Monday, June 23, 2025
HomeCookingJamie Oliver's Sausage Pappardelle – Leite's Culinaria

Jamie Oliver’s Sausage Pappardelle – Leite’s Culinaria


I consider that this the primary time, after testing recipes for a few years, that I truly doubled a recipe in order that there could be sufficient to feed the 2 of us.

I bought contemporary pappardelle at a neighborhood pasta store the place you should purchase, contemporary every day, pasta in bulk. I actually recognize that, as a result of I can purchase what I want, and never have small quantities of varied leftovers from prepackaged pasta that normally are available in one among 2 sizes, 10 ounce packages, or 1 pound packages. That being stated, within the case of this recipe, having somewhat bit extra, or much less, pappardelle is just not an issue, being that you could at all times alter the sauce elements a bit.

There have been 2 elements on this recipe that I used to be uncertain of, and truly wished that I may change. Being that it was a check recipe, I exercised some self-control, and solid forward, limiting myself to the recipe as written.

In the case of parsley, I’ve solely used the leaves of the plant. With cilantro, I do use the stems in addition to the leaves, however with parsley I at all times thought the stems to be powerful, and have by no means chopped them up and used them as you do right here. The stems had been a pleasant addition to the sauce, and I appreciated the thought that I used to be utilizing one thing that might have simply ended up within the compost bin.

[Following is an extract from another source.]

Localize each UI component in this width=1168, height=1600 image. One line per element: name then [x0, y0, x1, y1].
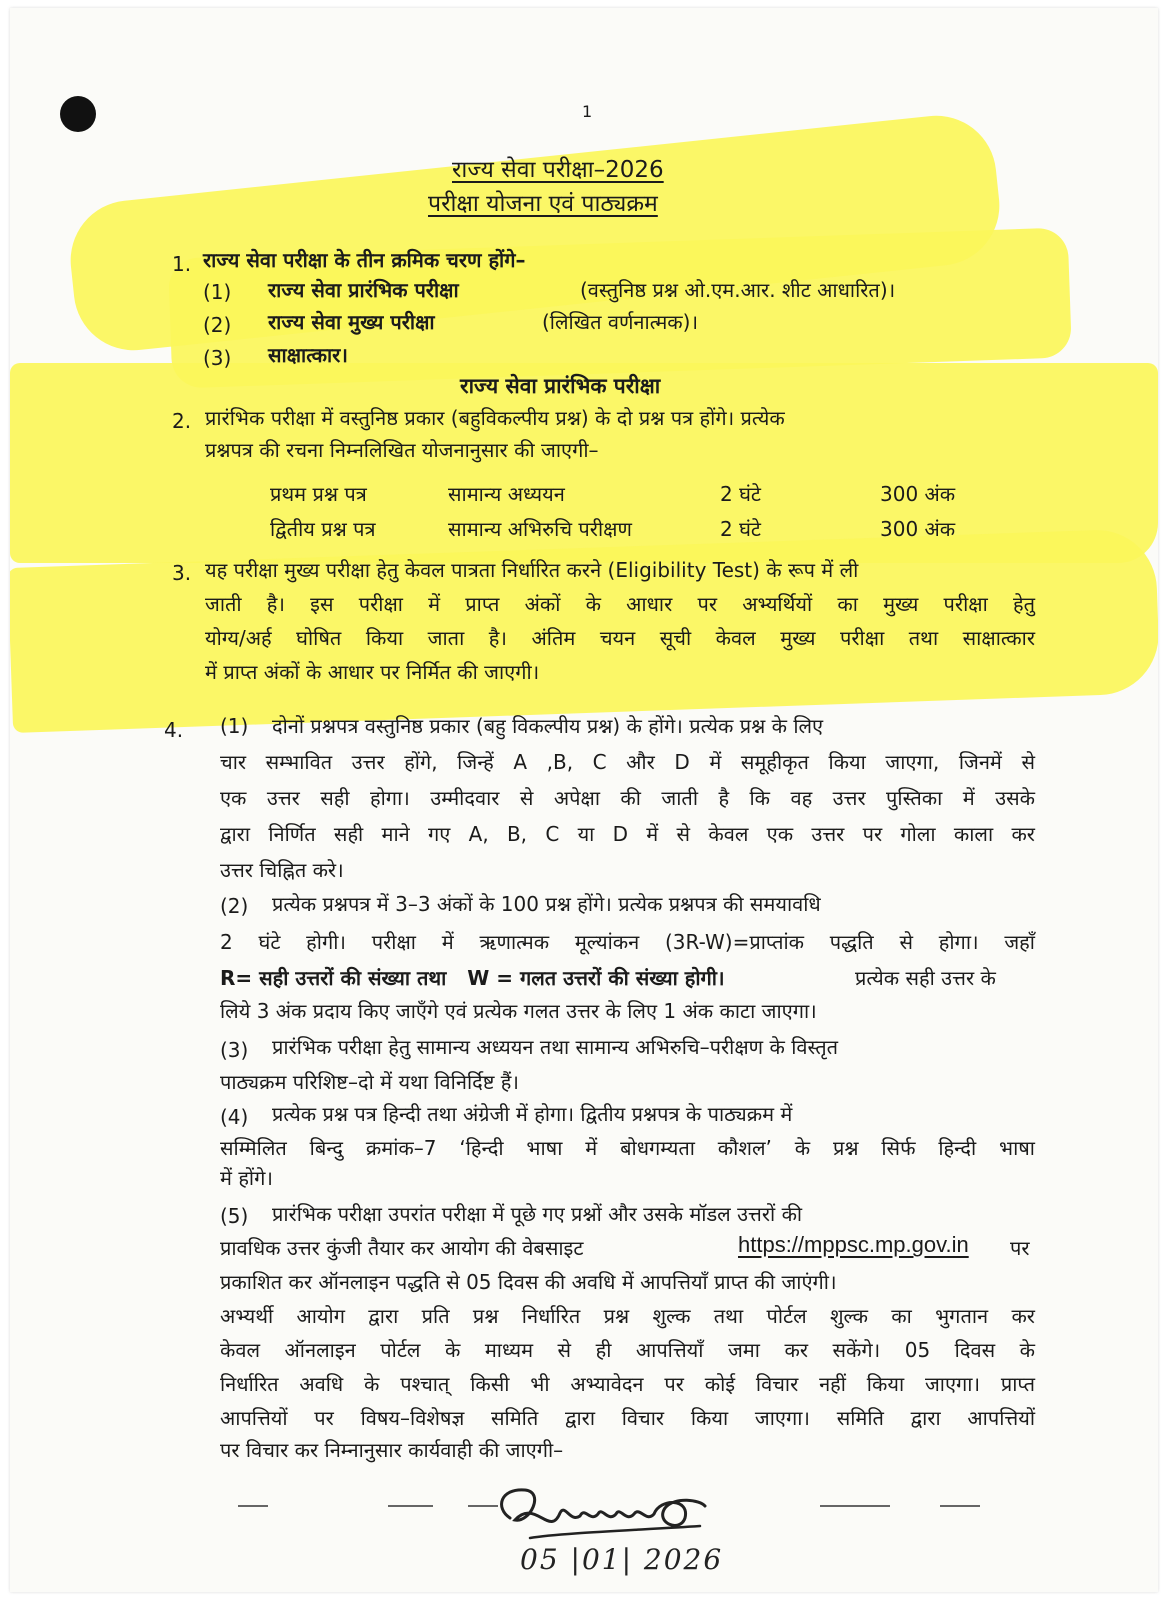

The opposite ingredient that I silently wished to alter was maintaining the fennel seeds complete. I like fennel seeds rather a lot, however have at all times toasted them in a small forged iron pan, after which floor them. When leaving them complete, they weren’t one thing to get caught in your tooth, however ended up being little pops of taste.

In each circumstances, I realized a brand new method, appreciated the outcomes of each, and can use each of them once more.

We had been serving a Napa Valley Zinfandel with this for dinner, so I truly used 1/3 C. of that dry Zinfandel for my purple wine within the dish.

I went to 4 shops, in search of passata, strained tomatoes, together with 2 locations the place I used to purchase jars of them. I couldn’t discover them, however they’re very simple to make, no must even search them out. I drained cans of diced tomatoes positioned the drained tomatoes within the meals processor, and pulsed them until I had a pleasant chunky sauce.

The completed dish made for a comforting, bistro-style bowl of pasta. It was very simple to throw collectively, and one thing I can see making once more, particularly if I’ve a bunch of parsley that I want to discover a use for. We loved a inexperienced salad with skinny slices of purple onion and cubed beets with this dish.